Sin Chew Daily
Health DG Noor Hisham Abdullah's series of announcements seems to declare to the world that Malaysia's coronavirus outbreak is almost out of control. Our modular hospital are bursting at the seams, asymptomatic patients are encouraged to go on home quarantine, early discharge of infected patients without screening, serious understaffing at Serdang makeshift hospital, poor environment at Penang modular hospital, and vaccine rollout earliest in March...and a whole lot more.
We have just breached the 120.000-mark and our health institutions are already finding it hard to tackle. Given the daily four-digit increase in new infection numbers and the growingly lax SOPs at this moment, hitting 200k is not impossible before mid-February. And in the event the B.1.1.7 variant from UK happens to land on our shores, the country's health system could collapse in no time.
We now have more than 86.5 million confirmed COVID-19 cases worldwide, with over 18 countries reporting more than a million cases each.
When the infection number has come to a tipping point, the virus will irreversibly spread wildly, as observed in the US, India, Brazil, Russia, France, UK and the like.
Whenever a new high is recorded, the trend will go continually upward after staying put for several days. In the event it trends down momentarily, there is no cause for celebration, as the next wave of infections and possibly new strains are waiting to strike.
Looking back at the country's year-long war against the virus, the MCO first implemented on March 18 last year indeed produced some desirable results. Perhaps we can explain that with the fact we didn't have too many cases back then and the spread was therefore limited, thus giving us the misperception things were under control.
Because of the terrible impact of the MCO, we later came up with much milder versions of CMCO, RMCO and community-specific EMCO while lifting travel bans across state and district borders, as an expedient solution to balance between economy and fighting the virus.

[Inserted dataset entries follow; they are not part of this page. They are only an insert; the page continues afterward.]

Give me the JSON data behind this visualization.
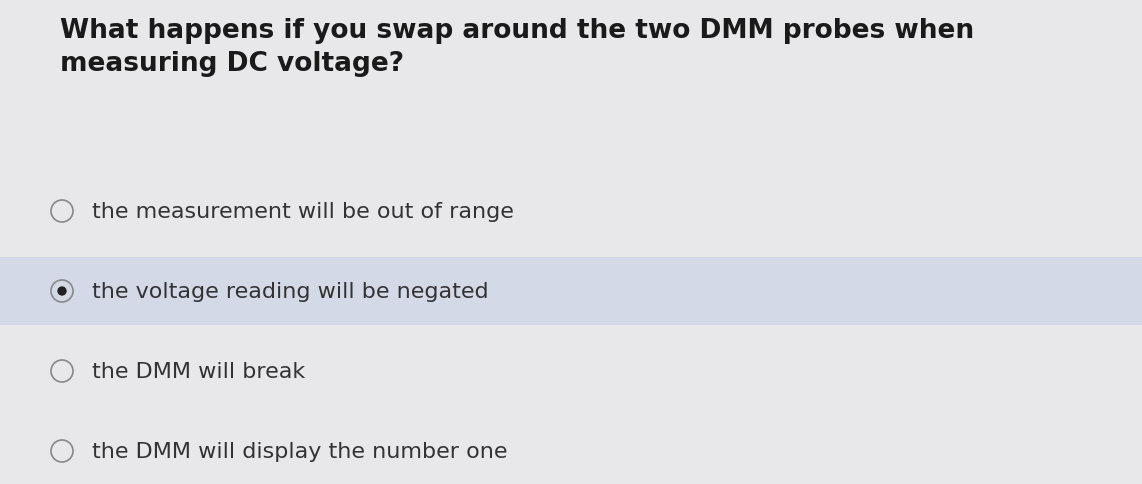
{
  "question": "What happens if you swap around the two DMM probes when\nmeasuring DC voltage?",
  "options": [
    "the measurement will be out of range",
    "the voltage reading will be negated",
    "the DMM will break",
    "the DMM will display the number one"
  ],
  "selected_index": 1,
  "background_color": "#e8e8ea",
  "selected_bg_color": "#d4d9e8",
  "question_fontsize": 19,
  "option_fontsize": 16,
  "question_color": "#1a1a1a",
  "option_color": "#333333",
  "radio_edge_color": "#888888",
  "radio_linewidth": 1.2,
  "selected_dot_color": "#222222",
  "fig_width": 11.42,
  "fig_height": 4.85,
  "dpi": 100
}
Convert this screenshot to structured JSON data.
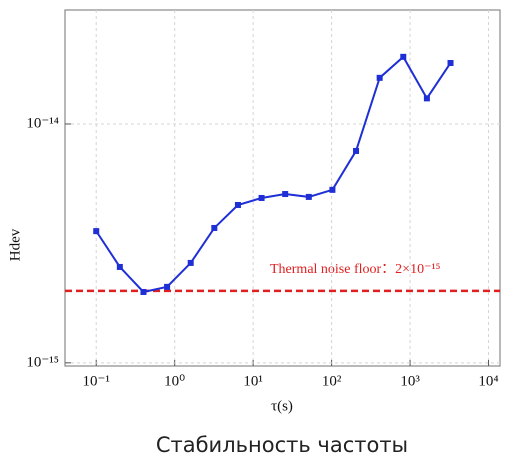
{
  "chart_data": {
    "type": "line",
    "log_x": true,
    "log_y": true,
    "grid": true,
    "x_label": "τ(s)",
    "y_label": "Hdev",
    "caption": "Стабильность частоты",
    "xlim": [
      0.04,
      14000
    ],
    "ylim": [
      9.7e-16,
      3e-14
    ],
    "xticks": [
      {
        "value": 0.1,
        "label": "10⁻¹"
      },
      {
        "value": 1,
        "label": "10⁰"
      },
      {
        "value": 10,
        "label": "10¹"
      },
      {
        "value": 100,
        "label": "10²"
      },
      {
        "value": 1000,
        "label": "10³"
      },
      {
        "value": 10000,
        "label": "10⁴"
      }
    ],
    "yticks": [
      {
        "value": 1e-15,
        "label": "10⁻¹⁵"
      },
      {
        "value": 1e-14,
        "label": "10⁻¹⁴"
      }
    ],
    "series": [
      {
        "color": "#1f2fd6",
        "x": [
          0.1,
          0.2,
          0.4,
          0.8,
          1.6,
          3.2,
          6.4,
          12.8,
          25.6,
          51.2,
          102.4,
          204.8,
          409.6,
          819.2,
          1638.4,
          3276.8
        ],
        "values": [
          3.56e-15,
          2.52e-15,
          1.98e-15,
          2.08e-15,
          2.62e-15,
          3.67e-15,
          4.58e-15,
          4.9e-15,
          5.09e-15,
          4.95e-15,
          5.3e-15,
          7.71e-15,
          1.56e-14,
          1.91e-14,
          1.28e-14,
          1.8e-14
        ]
      }
    ],
    "threshold": {
      "value": 2e-15,
      "color": "#e02020",
      "label": "Thermal noise floor：2×10⁻¹⁵"
    }
  }
}
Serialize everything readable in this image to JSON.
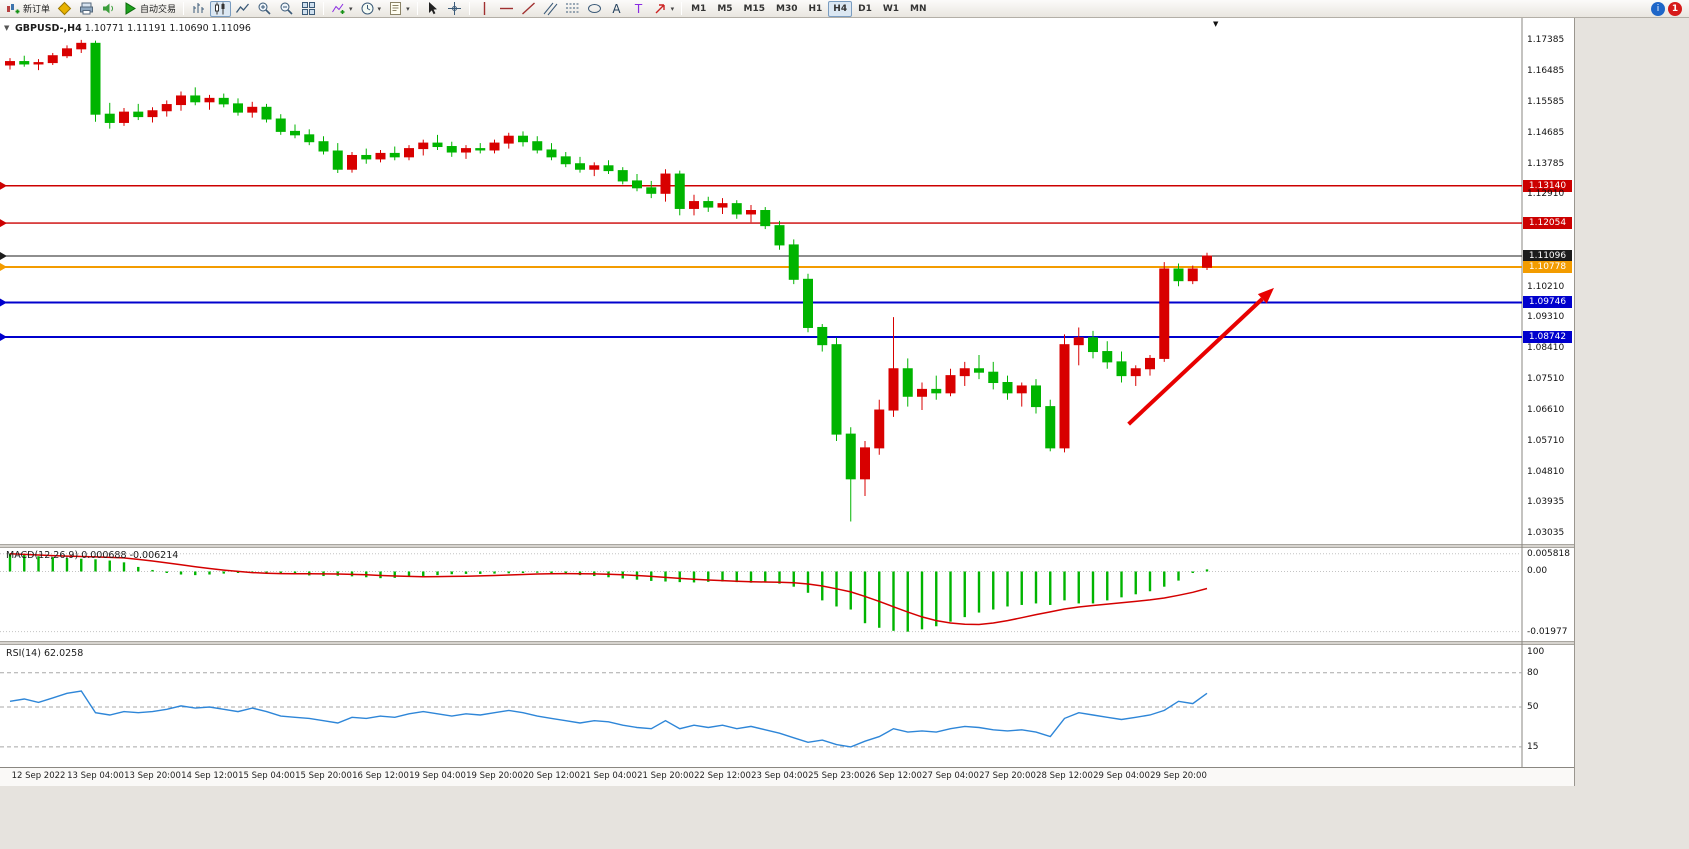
{
  "toolbar": {
    "new_order_label": "新订单",
    "autotrading_label": "自动交易",
    "timeframes": [
      "M1",
      "M5",
      "M15",
      "M30",
      "H1",
      "H4",
      "D1",
      "W1",
      "MN"
    ],
    "active_timeframe": "H4",
    "notification_count": "1",
    "community_glyph": "i"
  },
  "icons": {
    "dropdown_caret": "▾",
    "collapse_triangle": "▼",
    "shift_marker": "▼"
  },
  "chart": {
    "symbol_period": "GBPUSD-,H4",
    "ohlc": "1.10771 1.11191 1.10690 1.11096"
  },
  "macd_panel": {
    "label": "MACD(12,26,9)",
    "main_value": "0.000688",
    "signal_value": "-0.006214",
    "axis_labels": [
      "0.005818",
      "0.00",
      "-0.01977"
    ]
  },
  "rsi_panel": {
    "label": "RSI(14)",
    "value": "62.0258",
    "axis_labels": [
      "100",
      "80",
      "50",
      "15"
    ]
  },
  "price_axis": {
    "labels": [
      "1.17385",
      "1.16485",
      "1.15585",
      "1.14685",
      "1.13785",
      "1.12910",
      "1.10210",
      "1.09310",
      "1.08410",
      "1.07510",
      "1.06610",
      "1.05710",
      "1.04810",
      "1.03935",
      "1.03035"
    ]
  },
  "time_axis": {
    "labels": [
      "12 Sep 2022",
      "13 Sep 04:00",
      "13 Sep 20:00",
      "14 Sep 12:00",
      "15 Sep 04:00",
      "15 Sep 20:00",
      "16 Sep 12:00",
      "19 Sep 04:00",
      "19 Sep 20:00",
      "20 Sep 12:00",
      "21 Sep 04:00",
      "21 Sep 20:00",
      "22 Sep 12:00",
      "23 Sep 04:00",
      "25 Sep 23:00",
      "26 Sep 12:00",
      "27 Sep 04:00",
      "27 Sep 20:00",
      "28 Sep 12:00",
      "29 Sep 04:00",
      "29 Sep 20:00"
    ]
  },
  "chart_data": {
    "type": "candlestick",
    "symbol": "GBPUSD-",
    "timeframe": "H4",
    "title": "GBPUSD-,H4 1.10771 1.11191 1.10690 1.11096",
    "price_range": [
      1.029,
      1.179
    ],
    "colors": {
      "bullish": "#d80000",
      "bearish": "#00b400",
      "macd_histogram": "#00b400",
      "macd_signal": "#d40000",
      "rsi_line": "#2e86d8",
      "arrow": "#e80000",
      "level_red": "#cc0000",
      "level_blue": "#0000cd",
      "level_orange": "#f39c00",
      "current_price": "#1c1c1c"
    },
    "candles": [
      [
        1.1665,
        1.1685,
        1.1652,
        1.1675
      ],
      [
        1.1675,
        1.1692,
        1.166,
        1.1668
      ],
      [
        1.1668,
        1.1682,
        1.165,
        1.1672
      ],
      [
        1.1672,
        1.17,
        1.1665,
        1.1692
      ],
      [
        1.1692,
        1.1722,
        1.1685,
        1.1712
      ],
      [
        1.1712,
        1.1738,
        1.17,
        1.1728
      ],
      [
        1.1728,
        1.1736,
        1.15,
        1.1522
      ],
      [
        1.1522,
        1.1555,
        1.148,
        1.1498
      ],
      [
        1.1498,
        1.154,
        1.1488,
        1.1528
      ],
      [
        1.1528,
        1.1552,
        1.1505,
        1.1515
      ],
      [
        1.1515,
        1.1542,
        1.1498,
        1.1532
      ],
      [
        1.1532,
        1.1562,
        1.1515,
        1.155
      ],
      [
        1.155,
        1.1588,
        1.1532,
        1.1575
      ],
      [
        1.1575,
        1.16,
        1.1548,
        1.1558
      ],
      [
        1.1558,
        1.1578,
        1.1535,
        1.1568
      ],
      [
        1.1568,
        1.1582,
        1.1542,
        1.1552
      ],
      [
        1.1552,
        1.1568,
        1.1518,
        1.1528
      ],
      [
        1.1528,
        1.1558,
        1.1512,
        1.1542
      ],
      [
        1.1542,
        1.1552,
        1.1498,
        1.1508
      ],
      [
        1.1508,
        1.1522,
        1.1462,
        1.1472
      ],
      [
        1.1472,
        1.1492,
        1.1452,
        1.1462
      ],
      [
        1.1462,
        1.1478,
        1.1432,
        1.1442
      ],
      [
        1.1442,
        1.1458,
        1.1405,
        1.1415
      ],
      [
        1.1415,
        1.1438,
        1.1351,
        1.1362
      ],
      [
        1.1362,
        1.1412,
        1.1352,
        1.1402
      ],
      [
        1.1402,
        1.1422,
        1.1378,
        1.1392
      ],
      [
        1.1392,
        1.1418,
        1.1382,
        1.1408
      ],
      [
        1.1408,
        1.1428,
        1.1388,
        1.1398
      ],
      [
        1.1398,
        1.1432,
        1.1388,
        1.1422
      ],
      [
        1.1422,
        1.1448,
        1.1402,
        1.1438
      ],
      [
        1.1438,
        1.1462,
        1.1418,
        1.1428
      ],
      [
        1.1428,
        1.1442,
        1.1398,
        1.1412
      ],
      [
        1.1412,
        1.1432,
        1.1392,
        1.1422
      ],
      [
        1.1422,
        1.1438,
        1.1408,
        1.1418
      ],
      [
        1.1418,
        1.1448,
        1.1408,
        1.1438
      ],
      [
        1.1438,
        1.1468,
        1.1422,
        1.1458
      ],
      [
        1.1458,
        1.1472,
        1.1428,
        1.1442
      ],
      [
        1.1442,
        1.1458,
        1.1408,
        1.1418
      ],
      [
        1.1418,
        1.1438,
        1.1388,
        1.1398
      ],
      [
        1.1398,
        1.1412,
        1.1368,
        1.1378
      ],
      [
        1.1378,
        1.1398,
        1.1352,
        1.1362
      ],
      [
        1.1362,
        1.1382,
        1.1342,
        1.1372
      ],
      [
        1.1372,
        1.1388,
        1.1348,
        1.1358
      ],
      [
        1.1358,
        1.1368,
        1.1318,
        1.1328
      ],
      [
        1.1328,
        1.1348,
        1.1298,
        1.1308
      ],
      [
        1.1308,
        1.1328,
        1.1278,
        1.1292
      ],
      [
        1.1292,
        1.1362,
        1.1268,
        1.1348
      ],
      [
        1.1348,
        1.1358,
        1.1228,
        1.1248
      ],
      [
        1.1248,
        1.1288,
        1.1228,
        1.1268
      ],
      [
        1.1268,
        1.1282,
        1.1238,
        1.1252
      ],
      [
        1.1252,
        1.1278,
        1.1232,
        1.1262
      ],
      [
        1.1262,
        1.1272,
        1.1218,
        1.1232
      ],
      [
        1.1232,
        1.1258,
        1.1208,
        1.1242
      ],
      [
        1.1242,
        1.1252,
        1.1188,
        1.1198
      ],
      [
        1.1198,
        1.1212,
        1.1128,
        1.1142
      ],
      [
        1.1142,
        1.1158,
        1.1028,
        1.1042
      ],
      [
        1.1042,
        1.1058,
        1.0888,
        1.0902
      ],
      [
        1.0902,
        1.0912,
        1.0832,
        1.0852
      ],
      [
        1.0852,
        1.0872,
        1.0572,
        1.0592
      ],
      [
        1.0592,
        1.0612,
        1.0338,
        1.0462
      ],
      [
        1.0462,
        1.0572,
        1.0412,
        1.0552
      ],
      [
        1.0552,
        1.0692,
        1.0532,
        1.0662
      ],
      [
        1.0662,
        1.0932,
        1.0642,
        1.0782
      ],
      [
        1.0782,
        1.0812,
        1.0672,
        1.0702
      ],
      [
        1.0702,
        1.0742,
        1.0662,
        1.0722
      ],
      [
        1.0722,
        1.0762,
        1.0692,
        1.0712
      ],
      [
        1.0712,
        1.0782,
        1.0702,
        1.0762
      ],
      [
        1.0762,
        1.0802,
        1.0732,
        1.0782
      ],
      [
        1.0782,
        1.0822,
        1.0752,
        1.0772
      ],
      [
        1.0772,
        1.0802,
        1.0722,
        1.0742
      ],
      [
        1.0742,
        1.0762,
        1.0692,
        1.0712
      ],
      [
        1.0712,
        1.0742,
        1.0672,
        1.0732
      ],
      [
        1.0732,
        1.0752,
        1.0652,
        1.0672
      ],
      [
        1.0672,
        1.0692,
        1.0542,
        1.0552
      ],
      [
        1.0552,
        1.0882,
        1.0539,
        1.0852
      ],
      [
        1.0852,
        1.0902,
        1.0792,
        1.0872
      ],
      [
        1.0872,
        1.0892,
        1.0812,
        1.0832
      ],
      [
        1.0832,
        1.0862,
        1.0782,
        1.0802
      ],
      [
        1.0802,
        1.0832,
        1.0742,
        1.0762
      ],
      [
        1.0762,
        1.0792,
        1.0732,
        1.0782
      ],
      [
        1.0782,
        1.0822,
        1.0762,
        1.0812
      ],
      [
        1.0812,
        1.1092,
        1.0802,
        1.1072
      ],
      [
        1.1072,
        1.1088,
        1.1022,
        1.1038
      ],
      [
        1.1038,
        1.1082,
        1.1028,
        1.1072
      ],
      [
        1.10771,
        1.11191,
        1.1069,
        1.11096
      ]
    ],
    "horizontal_lines": [
      {
        "price": 1.1314,
        "label": "1.13140",
        "color": "#cc0000",
        "width": 1.4
      },
      {
        "price": 1.12054,
        "label": "1.12054",
        "color": "#cc0000",
        "width": 1.4
      },
      {
        "price": 1.11096,
        "label": "1.11096",
        "color": "#1c1c1c",
        "width": 1
      },
      {
        "price": 1.10778,
        "label": "1.10778",
        "color": "#f39c00",
        "width": 2
      },
      {
        "price": 1.09746,
        "label": "1.09746",
        "color": "#0000cd",
        "width": 2
      },
      {
        "price": 1.08742,
        "label": "1.08742",
        "color": "#0000cd",
        "width": 2
      }
    ],
    "macd": {
      "name": "MACD(12,26,9)",
      "main_current": 0.000688,
      "signal_current": -0.006214,
      "range": [
        -0.01977,
        0.005818
      ],
      "histogram": [
        0.00582,
        0.0054,
        0.005,
        0.0047,
        0.0044,
        0.0042,
        0.004,
        0.0036,
        0.003,
        0.0015,
        0.0005,
        -0.0005,
        -0.001,
        -0.0012,
        -0.001,
        -0.0007,
        -0.0005,
        -0.0003,
        -0.0004,
        -0.0006,
        -0.0009,
        -0.0013,
        -0.0015,
        -0.0014,
        -0.0016,
        -0.0019,
        -0.0022,
        -0.0021,
        -0.0018,
        -0.0015,
        -0.0012,
        -0.0009,
        -0.0008,
        -0.0008,
        -0.0007,
        -0.0006,
        -0.0005,
        -0.0004,
        -0.0006,
        -0.0009,
        -0.0012,
        -0.0015,
        -0.0019,
        -0.0023,
        -0.0027,
        -0.0031,
        -0.0033,
        -0.0035,
        -0.0036,
        -0.0034,
        -0.0033,
        -0.0035,
        -0.0037,
        -0.0036,
        -0.004,
        -0.005,
        -0.007,
        -0.0095,
        -0.0115,
        -0.0125,
        -0.017,
        -0.0185,
        -0.0195,
        -0.01977,
        -0.019,
        -0.018,
        -0.0165,
        -0.015,
        -0.0135,
        -0.0125,
        -0.0115,
        -0.011,
        -0.0105,
        -0.011,
        -0.0095,
        -0.0105,
        -0.0105,
        -0.0095,
        -0.0085,
        -0.0075,
        -0.0065,
        -0.005,
        -0.003,
        -0.0005,
        0.000688
      ]
    },
    "rsi": {
      "name": "RSI(14)",
      "current": 62.0258,
      "levels": [
        80,
        50,
        15
      ],
      "range": [
        0,
        100
      ],
      "values": [
        55,
        57,
        54,
        58,
        62,
        64,
        45,
        43,
        46,
        45,
        46,
        48,
        51,
        49,
        50,
        48,
        46,
        49,
        46,
        42,
        41,
        40,
        38,
        36,
        41,
        40,
        42,
        41,
        44,
        46,
        44,
        42,
        44,
        43,
        45,
        47,
        45,
        42,
        40,
        38,
        36,
        38,
        37,
        34,
        32,
        31,
        38,
        31,
        34,
        32,
        34,
        31,
        33,
        30,
        27,
        23,
        19,
        21,
        17,
        15,
        20,
        24,
        31,
        28,
        29,
        28,
        31,
        33,
        32,
        30,
        29,
        30,
        28,
        24,
        40,
        45,
        43,
        41,
        39,
        41,
        43,
        47,
        55,
        53,
        62.0258
      ]
    },
    "arrow": {
      "from_candle": 78.5,
      "from_price": 1.0621,
      "to_candle": 88.7,
      "to_price": 1.1017
    }
  }
}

If members of the public, local businesses and their employees, in particular migrant workers, were more self-disciplined in SOP compliance while the restrictions were loosened, we should have been able to slow down the spread of the virus and keep it largely manageable, at least until vaccines are made available here.
Unfortunately we missed that "transition period" while waiting for the vaccines, allowing the virus to spread very rapidly since last September, so much so that we now find ourselves completely overwhelmed and helpless.
With only 120.k cases recorded so far, our health DG has already declared that our modular hospitals are bursting at the seams, and therefore has to encourage asymptomatic cases or cases with light symptoms to go on home quarantine. We have no idea how the authorities are going to define "light symptoms" and home quarantine SOPs, though.
Take Taiwan for example, infected patients are sent to hospitals for treatment in ambulances while uninfected close contacts are put on home quarantine and people living within the same house are told to move out or stay in designated hotels for quarantine. All the subjects will be tracked by health authorities twice a day.
We never do that here in Malaysia!
In Malaysia, infected individuals with light or no symptoms can still stay in the same house as their family members, which is extremely inadvisable as the entire household will eventually get infected. As if that is not enough, the family members will still have to step out of the house for daily grocery shopping, and that will take the virus to grocery stores, hypermarkets and elsewhere.
In view of this. Dr Noor Hisham must reverse this decision.
Noor Hisham's second argument is that if the level of virus infection decreases, the patient can be discharged without conducting tests after ten days in a hospital. Which is contrary to WHO requirements.
Noor Hisham should not have done things this recklessly. Apparently he has lost his direction!
As for the vaccine rollout, he said this would depend on the progress between vaccine manufacturers and the National Pharmaceutical Regulatory Agency (NPRA). He said so far there is only one vaccine that has been sent for NPRA registration.
As a matter of fact, during this crucial moment, he should have sought emergency approval from relevant government authorities instead of doing nothing.